The first sign of a death spiral is insurance companies requesting big premium increases, usually in the range of at least 20 percent.  However, that didn’t happen on the exchanges in 2015.  Here’s Paul Krugman on that:

“There is no death spiral: On average, premiums for 2015 are between 2 and 4 percent higher than in 2014, which is a much slower rate of increase than the historical norm.” The lack of death spirals is one thing that “should inspire major doubts about [conservative] ideology.” According to Krugman, those who made predictions about death spirals aren’t admitting their errors but “pretend[ing] that [they] didn’t make the predictions [they] did.” This is serious stuff since refusing “to accept responsibility for past errors is a serious character flaw in one’s private life. It rises to the level of real wrongdoing when policies that affect million of lives are at stake.”

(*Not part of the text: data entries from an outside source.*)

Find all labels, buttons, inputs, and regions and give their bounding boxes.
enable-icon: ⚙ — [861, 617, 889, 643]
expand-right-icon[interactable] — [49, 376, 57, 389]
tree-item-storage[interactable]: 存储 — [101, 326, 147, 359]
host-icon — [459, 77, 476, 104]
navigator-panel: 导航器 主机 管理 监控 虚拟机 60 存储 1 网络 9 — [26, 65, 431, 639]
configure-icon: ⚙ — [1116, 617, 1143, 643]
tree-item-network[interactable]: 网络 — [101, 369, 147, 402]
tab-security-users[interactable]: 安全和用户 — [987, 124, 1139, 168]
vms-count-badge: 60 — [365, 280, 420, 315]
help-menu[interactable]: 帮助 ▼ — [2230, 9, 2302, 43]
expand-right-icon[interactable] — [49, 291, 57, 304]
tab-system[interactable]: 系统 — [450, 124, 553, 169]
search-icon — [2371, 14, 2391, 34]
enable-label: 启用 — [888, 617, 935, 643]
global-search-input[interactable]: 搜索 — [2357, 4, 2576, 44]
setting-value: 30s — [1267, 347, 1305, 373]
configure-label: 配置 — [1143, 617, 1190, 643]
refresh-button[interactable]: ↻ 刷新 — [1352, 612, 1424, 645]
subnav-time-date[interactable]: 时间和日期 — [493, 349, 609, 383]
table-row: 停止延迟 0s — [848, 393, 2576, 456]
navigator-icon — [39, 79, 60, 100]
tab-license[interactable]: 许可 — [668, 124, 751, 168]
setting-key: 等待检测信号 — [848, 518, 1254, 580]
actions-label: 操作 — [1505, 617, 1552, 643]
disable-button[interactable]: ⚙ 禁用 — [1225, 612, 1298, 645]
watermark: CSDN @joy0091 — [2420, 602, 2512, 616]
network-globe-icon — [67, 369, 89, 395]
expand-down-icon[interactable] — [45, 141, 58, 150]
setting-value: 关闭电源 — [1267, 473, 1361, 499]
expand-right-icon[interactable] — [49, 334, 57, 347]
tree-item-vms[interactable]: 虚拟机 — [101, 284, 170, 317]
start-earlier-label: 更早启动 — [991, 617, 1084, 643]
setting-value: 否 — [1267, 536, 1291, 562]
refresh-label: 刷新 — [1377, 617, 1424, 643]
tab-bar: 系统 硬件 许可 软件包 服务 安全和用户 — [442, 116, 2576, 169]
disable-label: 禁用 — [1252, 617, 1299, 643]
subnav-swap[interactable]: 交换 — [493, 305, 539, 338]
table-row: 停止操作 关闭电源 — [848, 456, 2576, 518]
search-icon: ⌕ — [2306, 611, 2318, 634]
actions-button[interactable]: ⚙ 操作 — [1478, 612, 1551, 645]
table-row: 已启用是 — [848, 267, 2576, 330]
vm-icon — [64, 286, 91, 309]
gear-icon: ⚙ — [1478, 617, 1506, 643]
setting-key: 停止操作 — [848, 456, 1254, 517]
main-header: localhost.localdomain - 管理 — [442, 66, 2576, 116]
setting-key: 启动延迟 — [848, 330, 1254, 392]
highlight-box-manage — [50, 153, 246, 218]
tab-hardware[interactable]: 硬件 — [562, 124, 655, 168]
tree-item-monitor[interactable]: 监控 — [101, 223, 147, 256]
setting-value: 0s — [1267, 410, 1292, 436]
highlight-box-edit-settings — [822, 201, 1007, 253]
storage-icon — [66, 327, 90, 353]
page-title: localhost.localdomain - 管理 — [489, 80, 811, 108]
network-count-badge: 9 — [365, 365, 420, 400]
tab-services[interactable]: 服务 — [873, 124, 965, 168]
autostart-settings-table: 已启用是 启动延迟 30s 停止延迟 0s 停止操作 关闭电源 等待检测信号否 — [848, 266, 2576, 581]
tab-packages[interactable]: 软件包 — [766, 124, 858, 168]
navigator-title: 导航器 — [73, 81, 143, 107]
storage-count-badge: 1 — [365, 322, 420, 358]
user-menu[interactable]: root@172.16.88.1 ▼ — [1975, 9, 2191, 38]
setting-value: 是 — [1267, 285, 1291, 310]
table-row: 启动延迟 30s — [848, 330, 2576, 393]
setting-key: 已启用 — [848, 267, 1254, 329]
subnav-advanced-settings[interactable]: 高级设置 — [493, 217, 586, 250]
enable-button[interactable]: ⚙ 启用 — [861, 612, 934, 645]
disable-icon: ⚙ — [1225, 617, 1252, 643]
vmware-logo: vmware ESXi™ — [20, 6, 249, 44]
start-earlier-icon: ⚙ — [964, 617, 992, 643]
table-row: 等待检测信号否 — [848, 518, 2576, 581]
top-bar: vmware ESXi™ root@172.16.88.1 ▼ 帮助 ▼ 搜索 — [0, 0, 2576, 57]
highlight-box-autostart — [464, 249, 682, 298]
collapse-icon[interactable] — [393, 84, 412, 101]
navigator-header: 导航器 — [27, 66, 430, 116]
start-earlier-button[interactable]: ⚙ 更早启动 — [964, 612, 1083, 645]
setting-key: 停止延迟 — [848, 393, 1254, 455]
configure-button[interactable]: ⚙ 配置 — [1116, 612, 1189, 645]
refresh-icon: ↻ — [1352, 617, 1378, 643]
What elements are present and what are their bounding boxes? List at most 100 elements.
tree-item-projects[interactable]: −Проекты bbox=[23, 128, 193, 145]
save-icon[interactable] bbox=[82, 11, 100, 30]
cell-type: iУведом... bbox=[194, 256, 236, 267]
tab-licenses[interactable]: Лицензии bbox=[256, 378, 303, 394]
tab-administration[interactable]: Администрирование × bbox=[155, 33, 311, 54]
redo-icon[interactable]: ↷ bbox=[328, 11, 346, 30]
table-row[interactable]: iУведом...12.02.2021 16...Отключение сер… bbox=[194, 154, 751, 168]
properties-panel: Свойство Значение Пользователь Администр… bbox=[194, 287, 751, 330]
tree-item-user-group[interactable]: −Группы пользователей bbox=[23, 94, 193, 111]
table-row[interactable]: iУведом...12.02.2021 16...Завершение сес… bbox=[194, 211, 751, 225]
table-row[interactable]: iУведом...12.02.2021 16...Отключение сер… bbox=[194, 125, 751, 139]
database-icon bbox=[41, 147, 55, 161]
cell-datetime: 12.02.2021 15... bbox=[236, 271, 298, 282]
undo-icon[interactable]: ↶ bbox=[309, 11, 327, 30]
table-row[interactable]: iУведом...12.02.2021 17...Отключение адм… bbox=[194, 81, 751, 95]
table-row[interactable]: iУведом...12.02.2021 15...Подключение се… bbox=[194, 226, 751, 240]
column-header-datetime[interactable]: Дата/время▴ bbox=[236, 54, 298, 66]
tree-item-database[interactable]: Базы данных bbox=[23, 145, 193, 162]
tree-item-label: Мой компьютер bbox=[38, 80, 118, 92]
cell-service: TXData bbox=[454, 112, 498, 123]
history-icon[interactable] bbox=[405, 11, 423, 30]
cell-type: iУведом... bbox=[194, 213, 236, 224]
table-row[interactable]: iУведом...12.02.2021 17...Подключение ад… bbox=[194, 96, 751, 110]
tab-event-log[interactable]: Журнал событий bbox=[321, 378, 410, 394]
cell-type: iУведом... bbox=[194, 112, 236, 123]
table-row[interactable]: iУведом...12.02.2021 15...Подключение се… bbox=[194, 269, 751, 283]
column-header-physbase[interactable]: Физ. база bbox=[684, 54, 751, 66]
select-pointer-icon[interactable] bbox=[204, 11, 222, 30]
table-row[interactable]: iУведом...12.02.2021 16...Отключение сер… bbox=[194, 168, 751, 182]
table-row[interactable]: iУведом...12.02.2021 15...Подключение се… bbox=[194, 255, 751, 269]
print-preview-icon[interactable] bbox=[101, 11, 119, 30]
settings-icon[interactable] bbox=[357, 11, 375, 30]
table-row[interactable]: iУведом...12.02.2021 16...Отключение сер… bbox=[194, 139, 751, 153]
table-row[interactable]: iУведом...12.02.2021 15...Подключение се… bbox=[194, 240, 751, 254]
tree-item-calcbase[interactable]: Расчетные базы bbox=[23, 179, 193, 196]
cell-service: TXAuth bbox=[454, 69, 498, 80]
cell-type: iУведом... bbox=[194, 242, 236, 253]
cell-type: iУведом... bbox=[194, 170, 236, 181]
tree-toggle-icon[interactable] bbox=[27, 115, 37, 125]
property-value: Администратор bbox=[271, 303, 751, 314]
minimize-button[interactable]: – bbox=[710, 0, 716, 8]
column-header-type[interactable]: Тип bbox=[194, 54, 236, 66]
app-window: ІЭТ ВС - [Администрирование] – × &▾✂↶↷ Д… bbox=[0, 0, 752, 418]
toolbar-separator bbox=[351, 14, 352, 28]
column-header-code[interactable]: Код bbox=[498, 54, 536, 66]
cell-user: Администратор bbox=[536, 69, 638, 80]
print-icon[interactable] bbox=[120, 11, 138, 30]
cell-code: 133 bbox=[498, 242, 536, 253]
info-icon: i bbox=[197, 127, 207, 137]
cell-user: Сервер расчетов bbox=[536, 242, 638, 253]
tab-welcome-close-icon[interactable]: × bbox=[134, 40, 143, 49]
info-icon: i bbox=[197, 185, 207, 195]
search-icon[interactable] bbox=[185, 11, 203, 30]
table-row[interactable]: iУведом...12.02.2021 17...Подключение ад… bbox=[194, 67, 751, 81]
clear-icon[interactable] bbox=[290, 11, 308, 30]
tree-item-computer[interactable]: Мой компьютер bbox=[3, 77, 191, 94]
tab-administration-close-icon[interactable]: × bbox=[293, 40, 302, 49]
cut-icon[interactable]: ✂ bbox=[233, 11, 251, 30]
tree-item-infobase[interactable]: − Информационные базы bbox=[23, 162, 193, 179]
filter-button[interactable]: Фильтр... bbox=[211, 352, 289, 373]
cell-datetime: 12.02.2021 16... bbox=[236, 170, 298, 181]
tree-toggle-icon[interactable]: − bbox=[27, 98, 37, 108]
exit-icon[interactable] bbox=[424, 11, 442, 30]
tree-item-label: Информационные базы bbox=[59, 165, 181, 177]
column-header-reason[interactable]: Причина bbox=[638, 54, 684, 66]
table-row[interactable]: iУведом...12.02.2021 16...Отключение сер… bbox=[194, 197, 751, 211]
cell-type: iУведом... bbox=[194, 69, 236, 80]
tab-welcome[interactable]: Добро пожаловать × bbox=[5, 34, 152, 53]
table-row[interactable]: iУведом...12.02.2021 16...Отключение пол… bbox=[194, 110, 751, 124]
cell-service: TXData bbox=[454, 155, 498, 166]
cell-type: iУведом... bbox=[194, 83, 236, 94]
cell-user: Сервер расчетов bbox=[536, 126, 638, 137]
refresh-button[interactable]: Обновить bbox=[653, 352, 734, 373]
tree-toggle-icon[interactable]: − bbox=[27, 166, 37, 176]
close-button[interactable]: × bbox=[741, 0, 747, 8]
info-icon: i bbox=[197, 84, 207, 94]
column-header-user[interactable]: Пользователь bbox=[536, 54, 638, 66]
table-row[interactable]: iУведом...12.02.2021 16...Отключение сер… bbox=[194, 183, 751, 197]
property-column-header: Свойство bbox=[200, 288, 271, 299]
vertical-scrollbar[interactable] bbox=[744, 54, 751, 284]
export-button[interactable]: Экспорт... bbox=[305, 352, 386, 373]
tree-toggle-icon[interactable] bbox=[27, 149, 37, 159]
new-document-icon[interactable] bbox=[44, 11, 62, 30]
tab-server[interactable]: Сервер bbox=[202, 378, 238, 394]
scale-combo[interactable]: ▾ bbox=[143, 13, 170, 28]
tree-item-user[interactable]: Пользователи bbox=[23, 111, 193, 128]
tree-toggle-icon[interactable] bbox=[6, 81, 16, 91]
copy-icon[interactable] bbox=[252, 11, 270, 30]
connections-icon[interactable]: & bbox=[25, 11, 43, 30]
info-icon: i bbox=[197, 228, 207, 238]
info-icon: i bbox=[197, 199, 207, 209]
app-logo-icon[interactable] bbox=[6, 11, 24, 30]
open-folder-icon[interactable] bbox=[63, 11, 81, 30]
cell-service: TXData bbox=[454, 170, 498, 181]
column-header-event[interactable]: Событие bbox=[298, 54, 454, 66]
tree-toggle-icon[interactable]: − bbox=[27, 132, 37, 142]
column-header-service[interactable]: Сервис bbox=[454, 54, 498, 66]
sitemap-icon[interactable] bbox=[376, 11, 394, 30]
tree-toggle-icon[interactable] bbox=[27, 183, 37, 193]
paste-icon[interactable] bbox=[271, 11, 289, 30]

As I note in my NPA, “who says that a prediction of a death spiral is completely wrong if a death spiral doesn’t occur immediately? Indeed, while I personally expected the death spiral to begin in 2015, there is no rule saying that it always happens right away.”

Going into 2015, insurers expected that most of the losses they took on the exchanges would be covered by an ObamaCare program known as the “risk corridor.”  Under this program, taxpayers would help offset insurer losses.  As such, there was little incentive for insurers to raise premiums if the medical claims they paid exceeded what they received in premium income.

But now that Congress has stopped the risk corridor from handing out taxpayer money, insurers are starting to ask for hefty premium hikes going into 2016.  For example:

  • Five insurance companies on Oregon’s exchange are proposing average premium increases ranging from 25.6 percent to 52 percent. 

  • In Tennessee, Blue Cross/Blue Shield is asking for an average increase of 36.6 percent and Community Health Alliance is proposing a 32.6 percent increase. 

  • In New Mexico, Health Care Service Corp. is requesting a premium hike of 51.6 percent.

The death spiral appears to be rearing its head.  Of course, these could be just flukes. We’ll know more in the weeks ahead as more companies release their requests for premium increases.  But, as I say in the NPA, “at this point, the one thing that is certain is that it is much too soon for ObamaCare proponents to say that the death spiral prediction is wrong. To do so is to jump the gun. I wonder if Paul Krugman regards that as a ‘serious character flaw’… or just stupidity?”